Early 80’s when I got married I bought my wife a 1970 Riviera (455) and I bought a 1970 Olds 442 we drove every day including to work in the 1980’s. In 1987 I Bought my wife a 1987 Grand National to drive and put the Riv in storage, same year I bought a 1969 Dodge Charger R/T from my neighbor the same year for $3,000 and drove that on weekends and now is now in storage. Bought low mileage 82 corvette early 90’s drive that in summer and bought a 92 corvette in 1994 and still today i drive that year’round 225,000 on the odometer. In 1996 bought the Impala SS only 52,000 on the odometer today. I bought the 2008 Hummer Ultra Marine Edition still drive that every day and love it. i also bought a 1978 Corvette Pace Car 8,000 miles on it today - I cruise backroads on weekends.

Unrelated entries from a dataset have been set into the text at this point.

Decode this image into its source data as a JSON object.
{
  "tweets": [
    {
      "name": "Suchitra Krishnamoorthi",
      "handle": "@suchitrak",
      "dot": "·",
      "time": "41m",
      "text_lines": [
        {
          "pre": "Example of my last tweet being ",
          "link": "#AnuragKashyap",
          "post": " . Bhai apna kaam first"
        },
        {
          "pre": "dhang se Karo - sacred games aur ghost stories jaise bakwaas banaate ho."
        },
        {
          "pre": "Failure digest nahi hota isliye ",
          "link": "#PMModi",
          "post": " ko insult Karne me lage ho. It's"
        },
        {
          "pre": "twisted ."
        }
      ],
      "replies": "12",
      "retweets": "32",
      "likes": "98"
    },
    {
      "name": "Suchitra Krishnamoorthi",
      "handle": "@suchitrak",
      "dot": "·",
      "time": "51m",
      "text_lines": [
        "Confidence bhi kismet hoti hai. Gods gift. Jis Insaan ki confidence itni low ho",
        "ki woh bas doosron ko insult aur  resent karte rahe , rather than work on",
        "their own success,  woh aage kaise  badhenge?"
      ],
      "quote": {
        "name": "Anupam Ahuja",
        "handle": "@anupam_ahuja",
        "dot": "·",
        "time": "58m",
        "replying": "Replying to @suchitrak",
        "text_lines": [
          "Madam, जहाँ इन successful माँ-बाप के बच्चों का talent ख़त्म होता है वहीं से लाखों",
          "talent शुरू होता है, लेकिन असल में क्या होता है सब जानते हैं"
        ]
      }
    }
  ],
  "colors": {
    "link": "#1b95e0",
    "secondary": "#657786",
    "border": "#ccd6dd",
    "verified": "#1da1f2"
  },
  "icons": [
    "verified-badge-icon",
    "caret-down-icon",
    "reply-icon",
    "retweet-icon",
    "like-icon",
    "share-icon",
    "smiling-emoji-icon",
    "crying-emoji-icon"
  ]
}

I still own and drive these vehicles today - when I drop dead my family can sell this collection of American automotive history and I guess you could say I never lost a penny in depreciation!

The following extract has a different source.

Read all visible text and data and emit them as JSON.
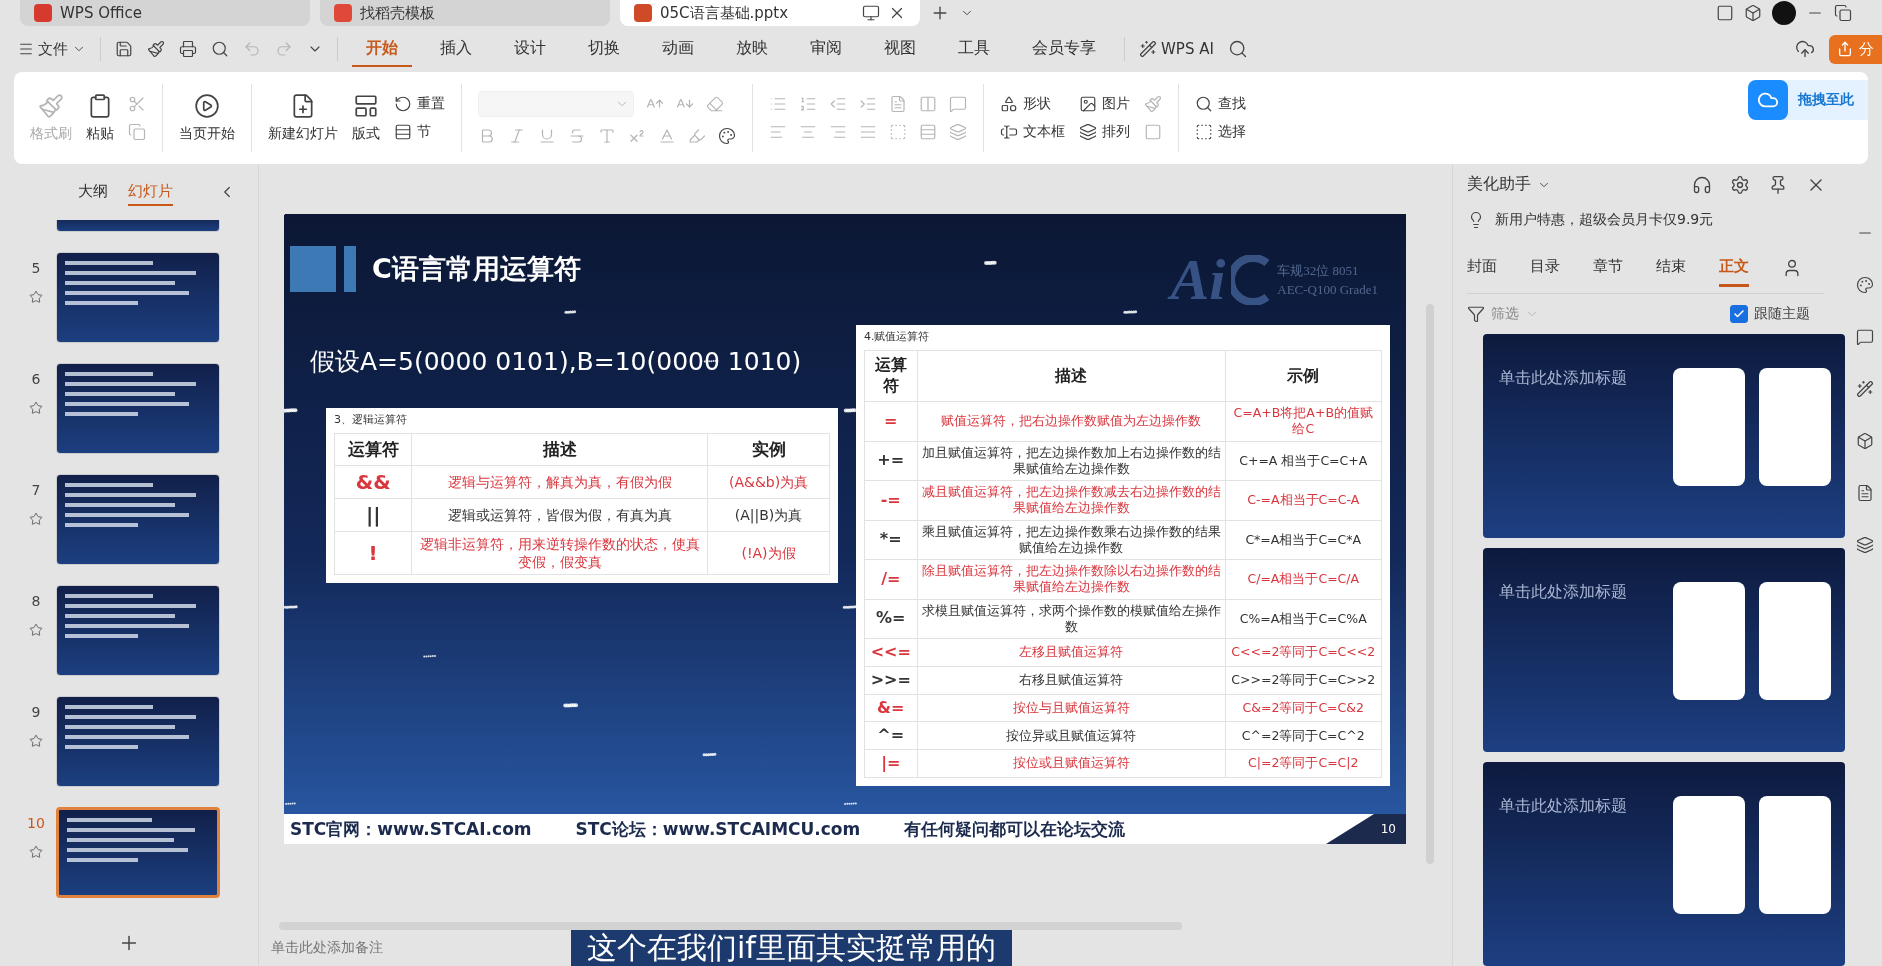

I think of all the money people have wasted buying ordinary cars that depreciate to $00. I have never waste a dollar on a car that I didn’t think would hold some value. Should I be teaching this strategy in some college class?
I love that car! So cool, I want one.
That’s a really sweet BMW. But I have to ask, are these models starting to appreciate yet? I’ve been shopping BMWs because my son is interested in getting one, and I like them too. But I keep seeing stories about transmissions failing, engine issues, lots of codes, cooling issues, etc. Maybe it’s certain years or models, but it always seems to me the 7’s depreciate the most. Possibly because the bigger bodies don’t appeal to as many people? Still thinking it’s a great car, but I, like another person mentions above, like the shark-nose 5-6-and 7’s of the mid-80’s. Give me a 635csi, an M5 or M6, or especially 745i e23 built in South Africa. That turbo-6 can be boosted to 400hp!!! I had a 735i and loved it.
Livemeyer, I do my own work on the 750iL, but it’s only got a lil’ over 90K on it too. I recently upgraded the Nav system out of a 2002, bigger screen, lots of info on Club sites. As far as horsepower goes, it’ll drive our 80mph Interstates with ease, with lots to spare… and the sound of that V12 is a special kind of music, 'n still gets 18 to 20 mph doing it, of 'course it doesn’t have all that ‘Smog’ crap on it either. As far as what the others have said above, it’s a high powered sedan, and like any BMW or other European performance car, ya gotta take care of 'em, 'n change their fluids like clockwork, 'cause if ya don’t, all hell will break loose, especially in your wallet…
Merry Christmas from Montana
I think one of the nicer, more collectable cars are the mid-to-late 80’s Thunder Bird turbo coupe to the early 90’s super coupe. These cars were unique looking & solid as a rock with great handling and performance.
I had a 1986 Turbo coupe and the seats & interior were top notch. The Driver’s seat was well bolstered with every feature you could ask for to deliver a comfortable & secure driving experience. You felt like you were embedded into the structure of the car with never a rattle or shimmy anywhere.
Because it was a 2 door coupe & the design of the doors wrapped at the top slightly into the roofline, it gave the car a solid sleek European look. Very sporty & powerful and everyone I know who ever had one loved it!